Принц Флоризель и полковник Джеральдин во время пребывания в Лондоне знакомятся с молодым человеком, который бесплатно угощает всех кремовыми пирожными. Делал он это, как позже выяснилось, с целью издевательства над своим бедственным финансовым положением. Флоризель и Джеральдин убеждают его, что также переживают не лучшие времена, и тогда новый знакомый предлагает им вступить в Клуб самоубийц, где отчаявшиеся найти свое место в жизни люди, которым при этом недостает силы духа покончить с собой самостоятельно, играют в очень простую карточную игру: председатель клуба раздает карты, и тот, комудостанется туз пик, становится жертвой; кому выпадает туз треф - убийцей. Таким образом решается проблема суицида.
Репутация азартных игр как привлекательного, но порочного занятия вполне сочетается с характером деятельности упомянутого заведения: происходящее в клубе овеяно тайной и даже мистикой, но при ближайшем рассмотрении не только греховно, но и преступно. Велика вероятность того, что члены Клуба самоубийц вовсе не хотят умирать, а клуб посещают ради острых ощущений, которых им недостает в реальной жизни. Азартные игры отлично подходят для этой цели, так как дают возможность испытать чувство радости, душевного подъема, отвлечься от реальности. В анализируемом тексте эта идея подчеркивается лексическими единицами и словосочетаниями: excitement 'возбуждение', strong passion 'сильная страсть', intense joys of living 'высшие радости жизни', to trifle with fear' играть со страхом', this extreme, this quintessence, this absolute of poignancy 'пик, квинтэссенция, вершина остроты', pleasure 'удовольствие', joy 'радость':
"Fear is the strong passion; it is with fear that you must trifle, if you wish to taste the intense joys of living" [16].
«"You can see how it combines the excitement of a gaming table, a duel and a Roman amphitheater. The Pagans did well enough; I cordially admire therefinement of their minds; but it has been reserved for a Christian country to attain this extreme, this quintessence, thisabsolute of poignancy. You will understand how vapid are all the amusements for to man who has acquired a taste for this one"» [17].
"As the Prince's turn drew nearer, he was conscious of a growing and almost suffocating excitement; but he had somewhat of the gambler's nature, and recognized almost with astonishment, that there was a degree of pleasure in his sensations" [18].
"The Prince was again conscious of a certain joy in his alarms..." [19]
Персонажи произведения не могут или не хотят искать поводы для сильных эмоций в реальности, они не в состоянии преодолеть страх перед жизнью, но стремятся создать иллюзию его преодоления.

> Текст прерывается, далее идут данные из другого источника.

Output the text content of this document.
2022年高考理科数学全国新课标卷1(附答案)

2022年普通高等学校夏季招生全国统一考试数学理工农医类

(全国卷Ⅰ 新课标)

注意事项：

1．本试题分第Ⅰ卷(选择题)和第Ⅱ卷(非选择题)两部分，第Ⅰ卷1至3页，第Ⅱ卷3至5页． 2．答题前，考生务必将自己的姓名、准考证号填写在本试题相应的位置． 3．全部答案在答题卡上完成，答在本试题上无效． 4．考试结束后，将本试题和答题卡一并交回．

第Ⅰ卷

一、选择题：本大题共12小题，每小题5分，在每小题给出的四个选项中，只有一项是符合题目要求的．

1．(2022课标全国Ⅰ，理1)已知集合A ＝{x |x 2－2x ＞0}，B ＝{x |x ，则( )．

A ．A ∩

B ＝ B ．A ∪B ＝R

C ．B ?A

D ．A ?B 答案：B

Со стороны Флоризеля и Джеральдина, оказавшихся в клубе совершенно случайно, желая развеять скуку, негативное отношение к перспективе свести счеты с жизнью, или, напротив, убить кого-либо, вполне закономерно:
"The Prince was conscious of a deadly chill and a contraction about his heart; he swallowed with difficulty, and looked from side to side like a man in a maze" [20].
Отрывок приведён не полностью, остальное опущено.